2

Problem statement:

Let $X$ be a discrete random variable. Given that $E(X) = 0$, $E(X^2) = 2$ and $E(X^4) = 4$, find the moment-generating function (MGF) for $X$.

Now I know that the general formula for the MGF is $M_X(t) = \sum_{i = 0}^{\infty} E(X^i)\frac{t^i}{i!}$. However, I am provided with only three moment values, not a general formula. Perhaps, the fact that $X$ is discrete is an important clue.

How do I proceed with this problem?

2 Answers2

3

Hint : $Var(X^2) = E[(X^2)^2] - (E[X^2])^2 = 0$. Thus, $X^2$ is a constant, but $E[X^2] = 2$ so $X^2 = 2$ almost surely. Then $X$ can take only two values, $\pm \sqrt 2$, each with some probability. Find these using the given constraints, and then find $E[e^{tX}]$, as desired.

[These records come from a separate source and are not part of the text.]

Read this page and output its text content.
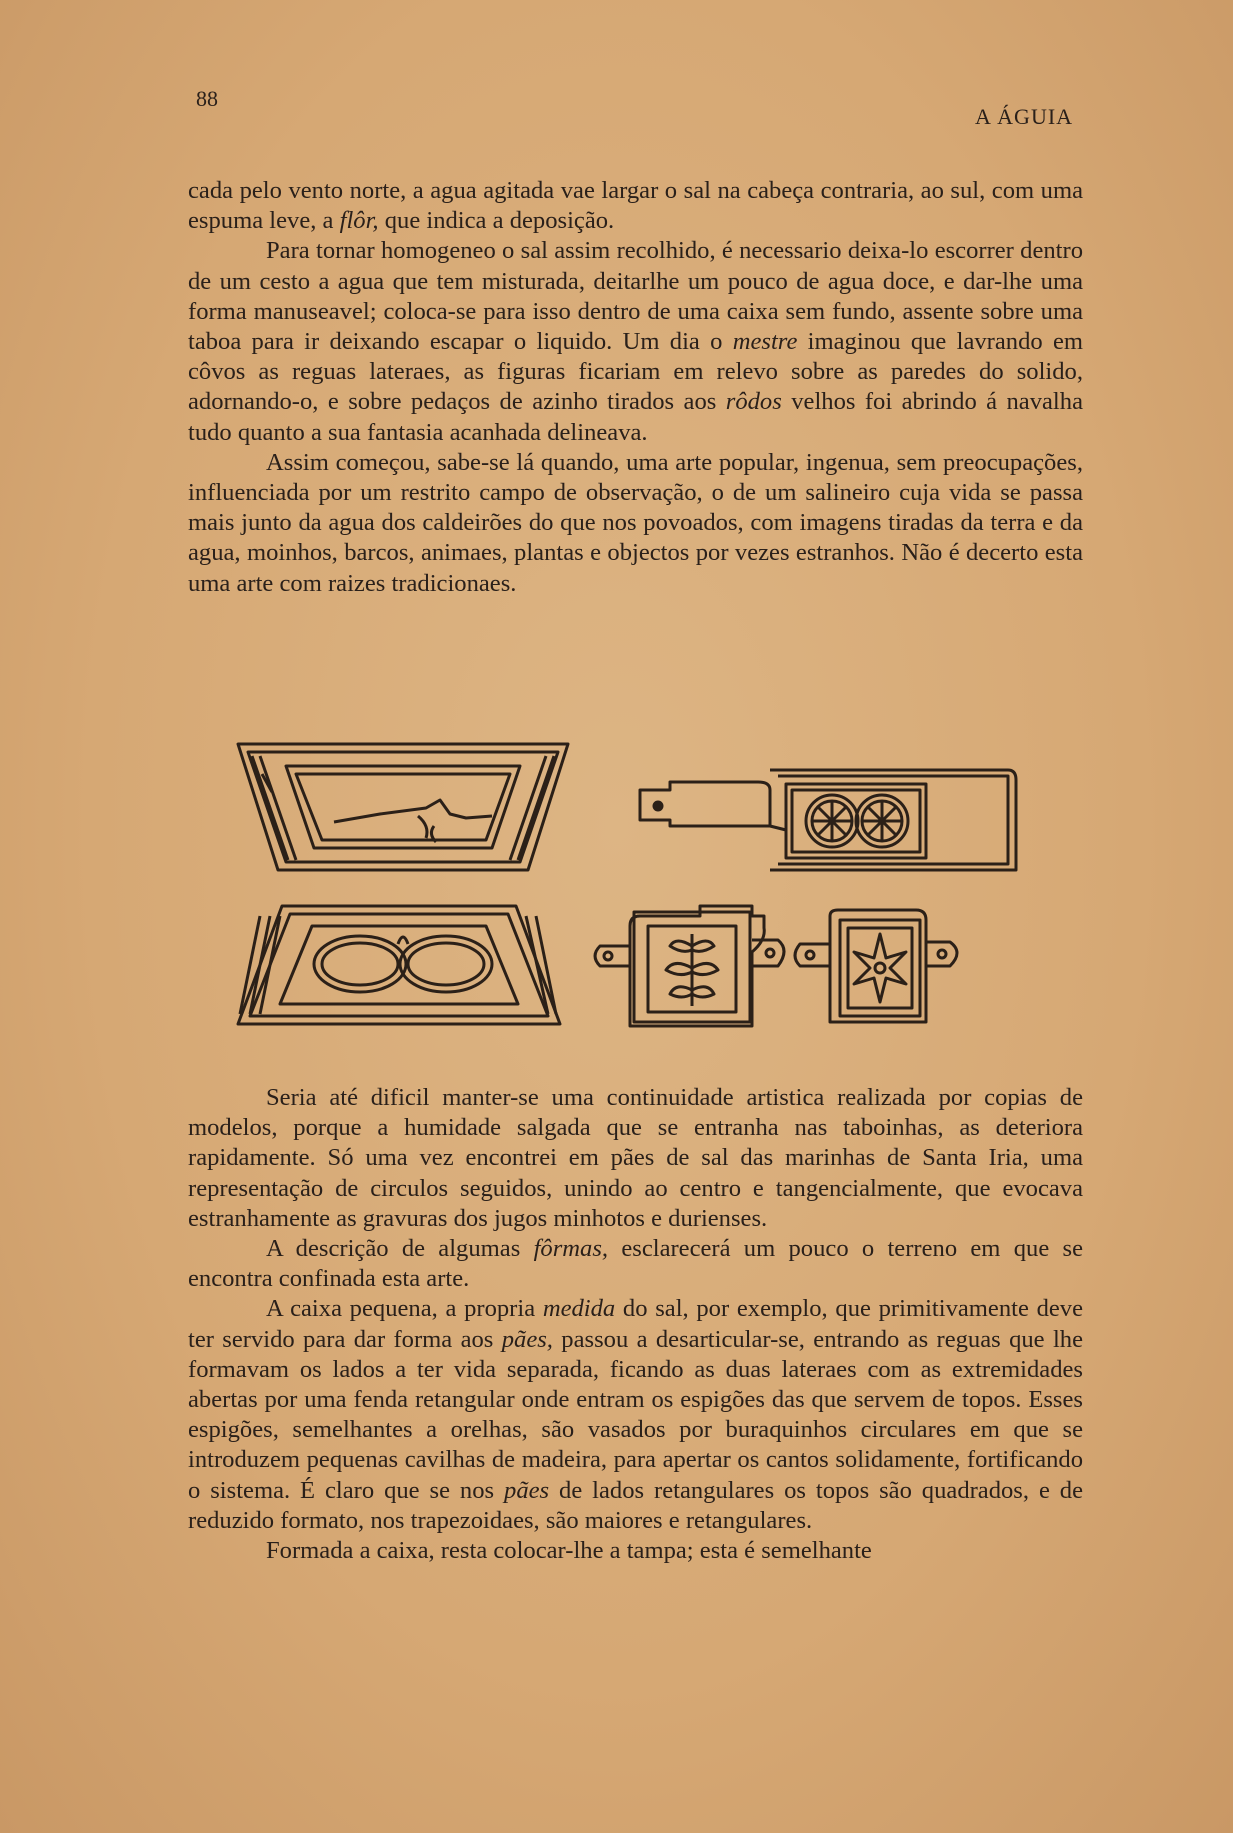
88
A ÁGUIA

cada pelo vento norte, a agua agitada vae largar o sal na cabeça contraria, ao sul, com uma espuma leve, a flôr, que indica a deposição.

Para tornar homogeneo o sal assim recolhido, é necessario deixa-lo escorrer dentro de um cesto a agua que tem misturada, deitarlhe um pouco de agua doce, e dar-lhe uma forma manuseavel; coloca-se para isso dentro de uma caixa sem fundo, assente sobre uma taboa para ir deixando escapar o liquido. Um dia o mestre imaginou que lavrando em côvos as reguas lateraes, as figuras ficariam em relevo sobre as paredes do solido, adornando-o, e sobre pedaços de azinho tirados aos rôdos velhos foi abrindo á navalha tudo quanto a sua fantasia acanhada delineava.

Assim começou, sabe-se lá quando, uma arte popular, ingenua, sem preocupações, influenciada por um restrito campo de observação, o de um salineiro cuja vida se passa mais junto da agua dos caldeirões do que nos povoados, com imagens tiradas da terra e da agua, moinhos, barcos, animaes, plantas e objectos por vezes estranhos. Não é decerto esta uma arte com raizes tradicionaes.

Seria até dificil manter-se uma continuidade artistica realizada por copias de modelos, porque a humidade salgada que se entranha nas taboinhas, as deteriora rapidamente. Só uma vez encontrei em pães de sal das marinhas de Santa Iria, uma representação de circulos seguidos, unindo ao centro e tangencialmente, que evocava estranhamente as gravuras dos jugos minhotos e durienses.

A descrição de algumas fôrmas, esclarecerá um pouco o terreno em que se encontra confinada esta arte.

A caixa pequena, a propria medida do sal, por exemplo, que primitivamente deve ter servido para dar forma aos pães, passou a desarticular-se, entrando as reguas que lhe formavam os lados a ter vida separada, ficando as duas lateraes com as extremidades abertas por uma fenda retangular onde entram os espigões das que servem de topos. Esses espigões, semelhantes a orelhas, são vasados por buraquinhos circulares em que se introduzem pequenas cavilhas de madeira, para apertar os cantos solidamente, fortificando o sistema. É claro que se nos pães de lados retangulares os topos são quadrados, e de reduzido formato, nos trapezoidaes, são maiores e retangulares.

Formada a caixa, resta colocar-lhe a tampa; esta é semelhante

  • Why almost surely. Why not surely? – Upstart Jun 16 '22 at 19:22
  • @Upstart Thank you for the question. A random variable is a map from a sample space $\Omega \to \mathbb R$. Now, any statement that holds surely is something that will hold for every sample element (in contrast with something holding only almost surely). Generally, while defining random variables, we tend to ignore the sample space because it's possible to have two random variables with the same distribution, but which are different as functions on the sample space. – Sarvesh Ravichandran Iyer Jun 17 '22 at 04:26
  • We can take an example to clarify this. Let $Y$ be a normal random variable (or any continuous random variable with support on $\mathbb R$). Let $X_1 = -\sqrt 2$ if $Y > 0$ and $+\sqrt{2}$ otherwise. On the other hand, let $X_2 = X_1$ except $X_2=0$ if $Y=0$. Then $X_2^2$ and $X_1^2$ have the same distribution, but will be different at every sample space element for which $Y=0$. To avoid trivialities like this, such equalities can only be respected "almost surely". – Sarvesh Ravichandran Iyer Jun 17 '22 at 04:30
  • Just so you mentioned about random variable being a function such that $X^{-1}(w)\in \sigma-$ algebra. Why not define $X$ from $\sigma-$algebra to $\mathbb{R}$ – Upstart Jun 17 '22 at 07:14
  • @Upstart I'm not sure about what you mean by $X^{-1}(\omega)$ , because usually you take $X^{-1}(B)$ where $B \subset R$ is Borel, and this should belong to the sigma-algebra associated to $\Omega$. Nevertheless, if I think I'm getting what you're saying, not every set in the sigma algebra needs to be of the form $X^{-1}(B)$ for $B$ Borel. Defining $X$ as a function from the sigma-algebra to $\mathbb R$ is forcing every possible event to be determined by $X$, which is not always possible. Having said that , I find the idea interesting, but I don't know what one can do with it. – Sarvesh Ravichandran Iyer Jun 17 '22 at 07:23
1

$\newcommand{\E}{\mathbb{E}}$Hint: Let $Z=X^2$. Then we are given that $\E\left[Z^2\right] = \left(\E\left[Z\right]\right)^2$. What can we conclude?